Male and female dancers performing dance steps, to the sounds of balafons, djembes, and drums played by women and men. The evening was lively for invited guests who danced to the sounds of traditional Ghanaian music and other rich sounds from the continent.

Dr. Adesina noted that culture in Africa had become an industry, with Nollywood now ranking alongside Hollywood and Bollywood and generating $7.2 billion, and still growing.

Nollywood, according to him, directly employs 300,000 people and a further one million in supply and support services. He added that the streaming platform Netflix has set up shop in Africa because the continent’s cultural industry is thriving, innovative, and creating jobs and wealth.

“Netflix is here in Africa, bringing $8 billion of investment to Africa…Our soft power is a strong tool to reshape the narrative, create wealth, showcase opportunities, and present a young, dynamic, and vibrant Africa to the global audience”, he said.

He also recalled the importance of culture in the continent’s socioeconomic development, as well as in the expression of its subtle power. He said the Bank was working with the continent’s cultural actors in the arts and fashion, with the creation of Fashionomics, a Bank initiative to enhance the textile industry and fashion.

“For decades, the beauty, brightness, and masterful tapestries of Kente cloth (a fabric worn in some West African countries) have become synonymous with African fashion. The fashion industry’s income-generating and job-creating potential in Africa is why I said the African Development Bank had created the Fashionomics initiative.



“This initiative provides capacity building, entrepreneurial skills, networking opportunities, and increased access to finance, for designers and entrepreneurs to grow their businesses…African culture has become a global export”, he added.

In his remarks at the occasion, Ghana’s Finance Minister and Chairman of the African Development Bank Group’s Board of Governors, Kenneth Ofori-Atta, said his country was proud to welcome Africa to Accra to reflect on the challenges of climate change and building resilience on the continent.

“Welcome to a celebration of African culture. I think we can all understand that we need platforms such as these to showcase, promote, and ultimately preserve our rich and diverse cultural heritage.

“Africa is the cradle of humanity and the second-largest continent. Africa has an enviable cultural heritage with a rich diversity of languages, natural organic foods, vibrant music and dance, beautiful fashion, inspiring arts, and strong traditions that have stood the test of time”, he said.

The minister noted that when you come to Africa and you are looking for energy, culture and people, come to West Africa and the diversity of Nigeria alone, he said, will blow you away, and of course the beauties of Ghana.

The minister also pointed out that Africa is home to a third of the world’s languages which ranges between 700 and 3,000.
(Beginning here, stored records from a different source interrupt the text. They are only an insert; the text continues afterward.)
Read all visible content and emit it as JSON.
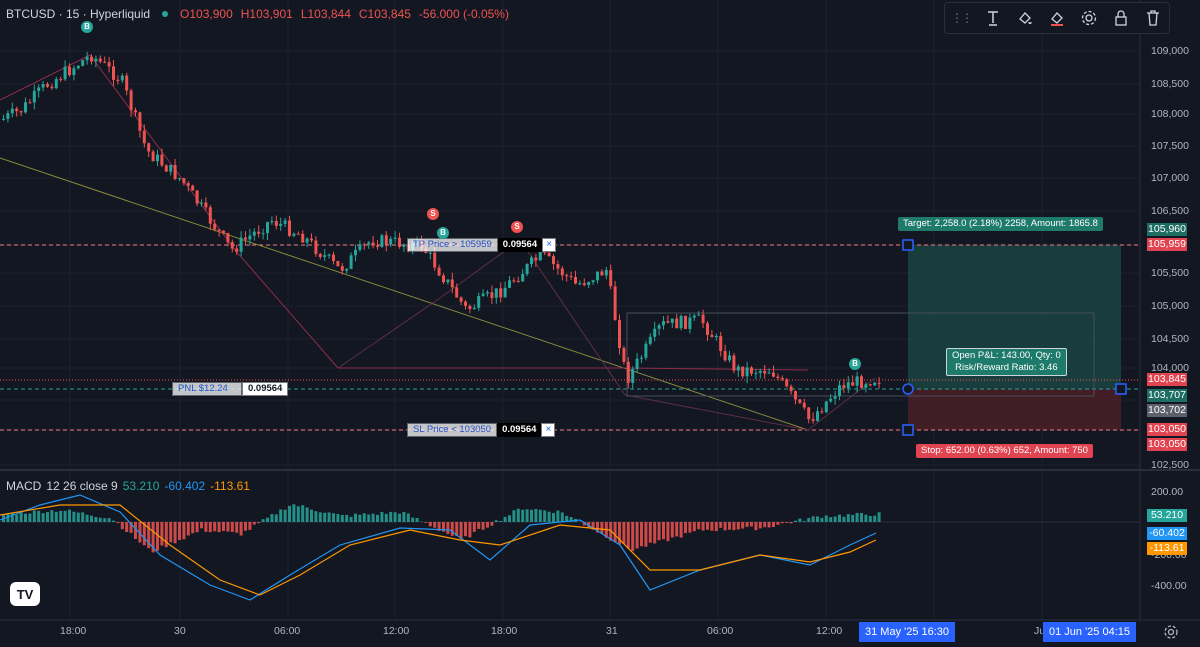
{
  "header": {
    "symbol": "BTCUSD · 15 · Hyperliquid",
    "o": "O103,900",
    "h": "H103,901",
    "l": "L103,844",
    "c": "C103,845",
    "chg": "-56.000 (-0.05%)"
  },
  "toolbar": {
    "icons": [
      "drag-handle-icon",
      "text-tool-icon",
      "fill-icon",
      "line-color-icon",
      "settings-icon",
      "lock-icon",
      "delete-icon"
    ]
  },
  "axis": {
    "prices": [
      "109,000",
      "108,500",
      "108,000",
      "107,500",
      "107,000",
      "106,500",
      "105,500",
      "105,000",
      "104,500",
      "104,000",
      "102,500"
    ],
    "macd": [
      "200.00",
      "-200.00",
      "-400.00"
    ]
  },
  "tags": {
    "t1": "105,960",
    "t2": "105,959",
    "t3": "103,845",
    "t4": "103,707",
    "t5": "103,702",
    "t6": "103,050",
    "t7": "103,050",
    "m1": "53.210",
    "m2": "-60.402",
    "m3": "-113.61"
  },
  "position": {
    "target": "Target: 2,258.0 (2.18%) 2258, Amount: 1865.8",
    "open_line1": "Open P&L: 143.00, Qty: 0",
    "open_line2": "Risk/Reward Ratio: 3.46",
    "stop": "Stop: 652.00 (0.63%) 652, Amount: 750"
  },
  "orders": {
    "tp_label": "TP Price > 105959",
    "tp_val": "0.09564",
    "pnl_label": "PNL $12.24",
    "pnl_val": "0.09564",
    "sl_label": "SL Price < 103050",
    "sl_val": "0.09564",
    "close": "×"
  },
  "markers": {
    "buy": "B",
    "sell": "S"
  },
  "macd": {
    "title": "MACD",
    "params": "12 26 close 9",
    "v1": "53.210",
    "v2": "-60.402",
    "v3": "-113.61"
  },
  "time": {
    "t1": "18:00",
    "t2": "30",
    "t3": "06:00",
    "t4": "12:00",
    "t5": "18:00",
    "t6": "31",
    "t7": "06:00",
    "t8": "12:00",
    "t9": "Ju",
    "cursor1": "31 May '25   16:30",
    "cursor2": "01 Jun '25   04:15"
  },
  "colors": {
    "up": "#26a69a",
    "down": "#ef5350",
    "accent": "#2962ff",
    "bg": "#131722"
  },
  "logo": "TV",
  "settings_icon": "gear-icon"
}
“I am convinced that tonight’s activities will be a success even beyond tonight. I can assure us all here that the African Development Bank Group will do everything in its power to fully support the creative sector and ensure that our cultural practitioners are empowered and allowed to showcase their talents on as many global platforms as possible. In doing so, we aim to build stronger bonds of solidarity, peace, and stability across the continent”, he stressed.